Дед, вроде, успокоился и притих.
– Так слышь, дед, – начал я докапываться. – Откуда ты всё-таки слова эти знаешь? По фене, что ли, ботаешь?
– А слово «бомж» разве не грубо звучит? – неожиданно спросил он.
– Ну, согласен… А при чём тут?.. И чё ты привязался ко мне с этим словом?!
Старик помолчал, а потом решил высказаться:
– Там, за дверью, один сначала шмальнул, потом крикнул: менты, менты! И убежал. Вскоре прибежали эти… Ну, менты, наверное. Потом ещё понаехало. Переговаривались, значит, между собой. Про висяк этот… Так что таким опытным бомжам, как мы с тобой, не трудно догадаться, что было дальше… Два плюс два сложить.
– Да, дед… А про «шмальнул» тебе, значит, висяк нашептал перед тем, как коньки отбросить?
– Не, в книжке одной вычитал. Про ментов.
– Ишь ты! В книжке, говоришь? И не из той ли книжки ты мне всё это впариваешь? Про ментов, которым, типа, не до нас? Где ты таких ментов видывал, чтобы из-под носа подозреваемых упускали? Вот они, пожалуйста – на блюдечке с голубой каёмочкой, готовенькие, бери и дело стряпай. И они, типа, внимания не обратили! И место преступления по миллиметрику не обшарили – по части улик, там, или свидетелей!..

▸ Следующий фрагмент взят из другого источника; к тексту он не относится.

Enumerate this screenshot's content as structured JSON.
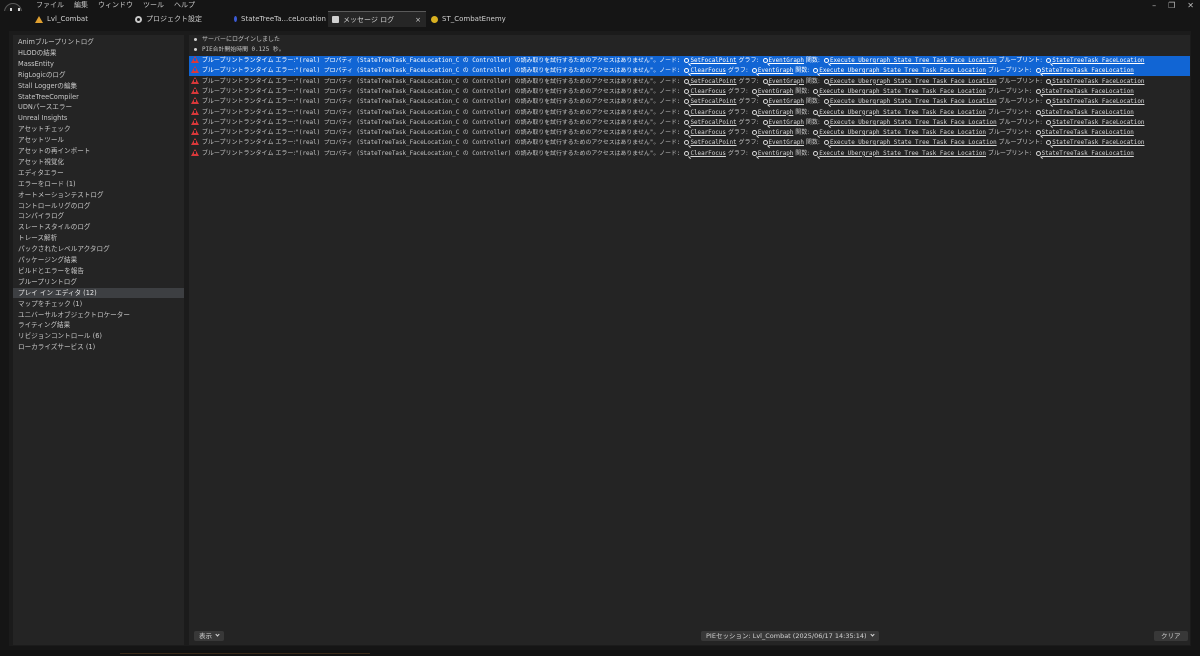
{
  "menubar": [
    "ファイル",
    "編集",
    "ウィンドウ",
    "ツール",
    "ヘルプ"
  ],
  "window_controls": [
    "–",
    "❐",
    "✕"
  ],
  "tabs": [
    {
      "label": "Lvl_Combat",
      "icon": "level-icon",
      "color": "#e0a030"
    },
    {
      "label": "プロジェクト設定",
      "icon": "gear-icon",
      "color": "#c8c8c8"
    },
    {
      "label": "StateTreeTa...ceLocation",
      "icon": "statetree-icon",
      "color": "#3b5bd6"
    },
    {
      "label": "メッセージ ログ",
      "icon": "message-log-icon",
      "color": "#d0d0d0",
      "close": "×"
    },
    {
      "label": "ST_CombatEnemy",
      "icon": "statetree-asset-icon",
      "color": "#d8b020"
    }
  ],
  "categories": [
    "Animブループリントログ",
    "HLODの結果",
    "MassEntity",
    "RigLogicのログ",
    "Stall Loggerの編集",
    "StateTreeCompiler",
    "UDNパースエラー",
    "Unreal Insights",
    "アセットチェック",
    "アセットツール",
    "アセットの再インポート",
    "アセット視覚化",
    "エディタエラー",
    "エラーをロード (1)",
    "オートメーションテストログ",
    "コントロールリグのログ",
    "コンパイラログ",
    "スレートスタイルのログ",
    "トレース解析",
    "パックされたレベルアクタログ",
    "パッケージング結果",
    "ビルドとエラーを報告",
    "ブループリントログ",
    "プレイ イン エディタ (12)",
    "マップをチェック (1)",
    "ユニバーサルオブジェクトロケーター",
    "ライティング結果",
    "リビジョンコントロール (6)",
    "ローカライズサービス (1)"
  ],
  "selected_category": 23,
  "info_lines": [
    "サーバーにログインしました",
    "PIE合計開始時間 0.125 秒。"
  ],
  "error_text": {
    "prefix": "ブループリントランタイム エラー:",
    "body": "\"(real) プロパティ (StateTreeTask_FaceLocation_C の Controller) の読み取りを試行するためのアクセスはありません\"。ノード:",
    "graph_label": "グラフ:",
    "function_label": "関数:",
    "blueprint_label": "ブループリント:",
    "graph": "EventGraph",
    "function": "Execute Ubergraph State Tree Task Face Location",
    "blueprint": "StateTreeTask_FaceLocation"
  },
  "error_rows": [
    {
      "node": "SetFocalPoint",
      "selected": true
    },
    {
      "node": "ClearFocus",
      "selected": true
    },
    {
      "node": "SetFocalPoint",
      "selected": false
    },
    {
      "node": "ClearFocus",
      "selected": false
    },
    {
      "node": "SetFocalPoint",
      "selected": false
    },
    {
      "node": "ClearFocus",
      "selected": false
    },
    {
      "node": "SetFocalPoint",
      "selected": false
    },
    {
      "node": "ClearFocus",
      "selected": false
    },
    {
      "node": "SetFocalPoint",
      "selected": false
    },
    {
      "node": "ClearFocus",
      "selected": false
    }
  ],
  "bottom": {
    "view_label": "表示",
    "session_label": "PIEセッション: Lvl_Combat (2025/06/17 14:35:14)",
    "clear_label": "クリア"
  },
  "colors": {
    "selection": "#1165d4",
    "error_icon": "#d9383a",
    "panel": "#242424",
    "background": "#151515"
  }
}
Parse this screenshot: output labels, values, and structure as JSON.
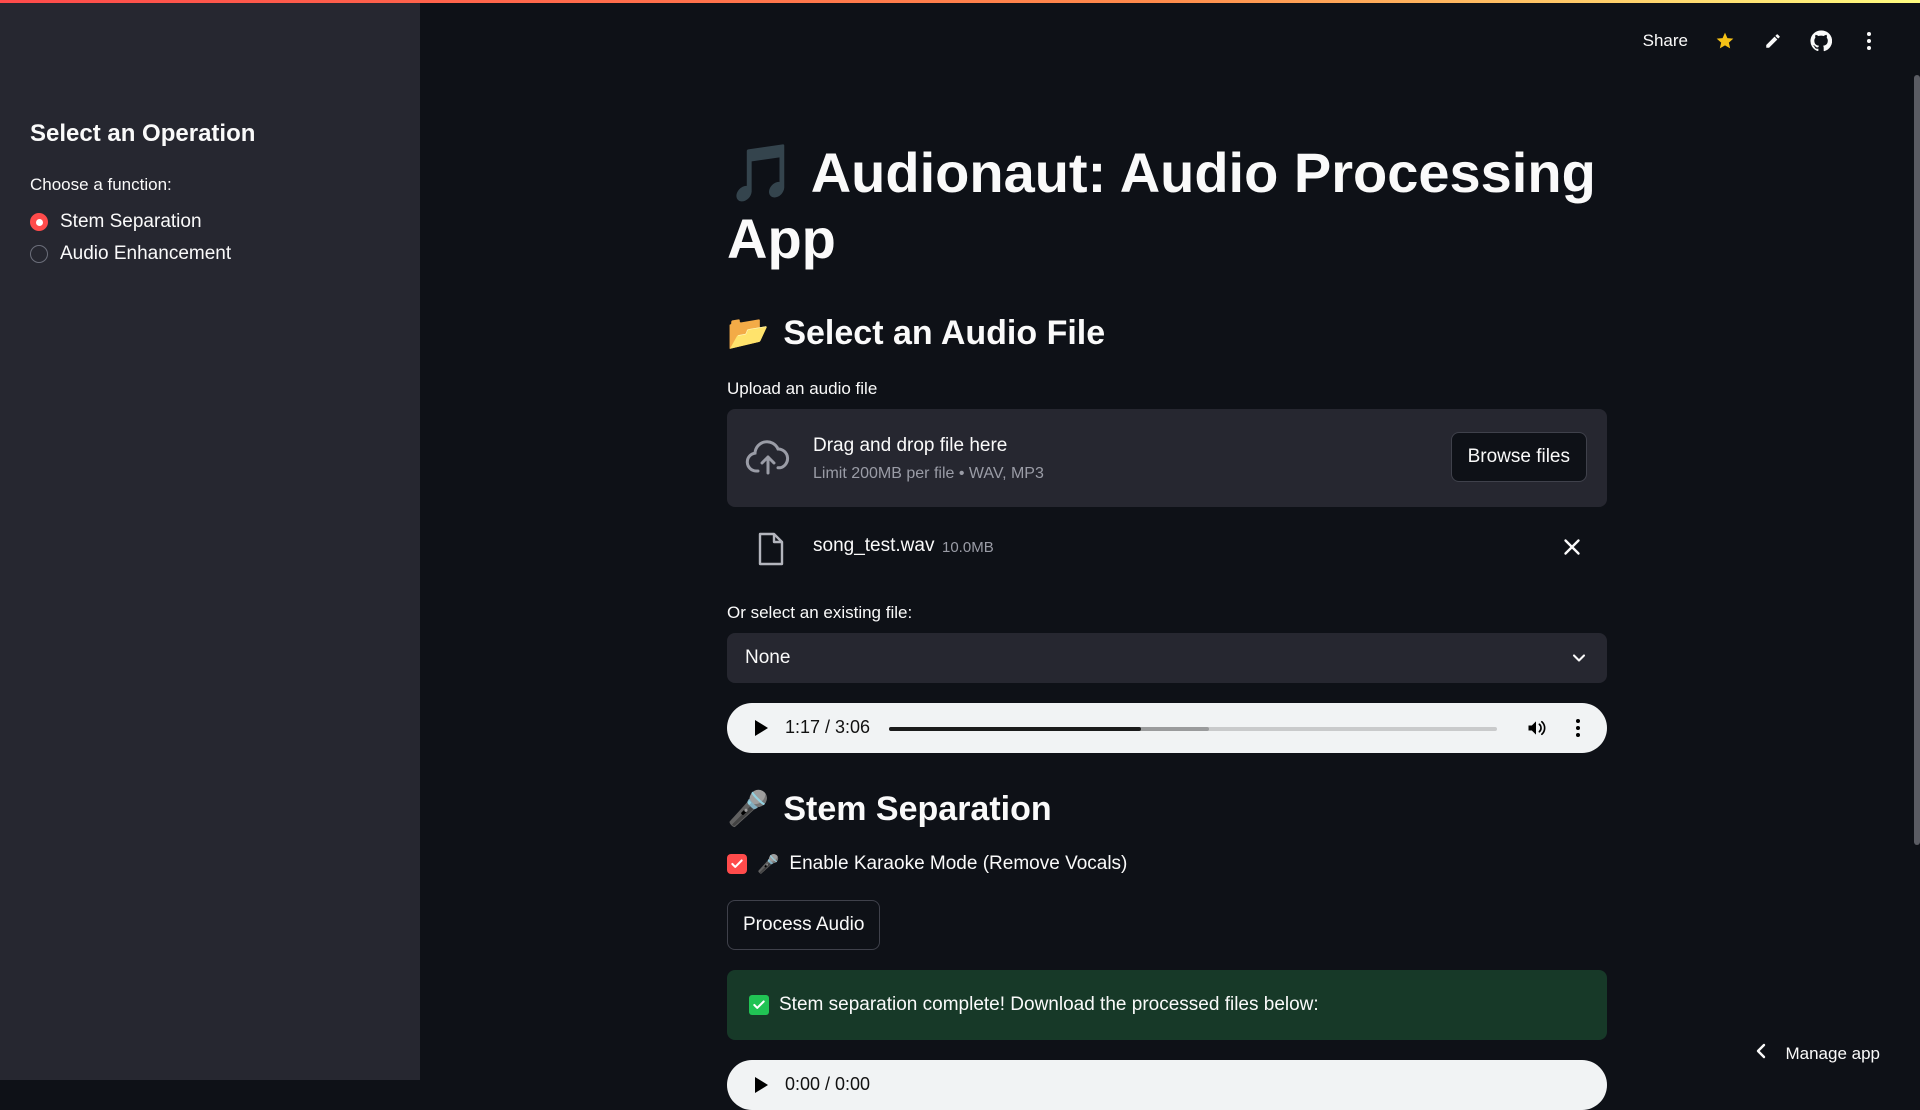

Я чуть не задохнулся от возмущения.
– Это – смотря какое дело. Дело, значит, такое, – заключил старик.
– Дело такое?! Да откуда ты знаешь про их дела?!
– Знаю.
* * *
– Не, это, конечно, аргумент… Эти твои «знаю», – сказал я, хлебнув свежеприготовленный кофе. – Особенно учитывая то, что недавно произошло.
– Что произошло? – не понял старик.
Я молча допил кофе и, поразмыслив, выдал сходу:
– Ты… Ну… Вы… Вы что, правда – святитель?
– Чё?
– Да ничё. Проехали.
Внутри у меня всё дрожало – то ли от кофе, то ли так, по непонятной причине. Мне было неловко самому заводить эту тему. И я был виноват, что нарушил данное ему обещание. А там, возможно, тайна какая. Или и впрямь – чудо. Не моего, может, ума и дело. Но без его помощи мне явно не под силу было в этом разобраться.
– Не хочешь, ну и не говори, – пробурчал я и отвернулся к батарее.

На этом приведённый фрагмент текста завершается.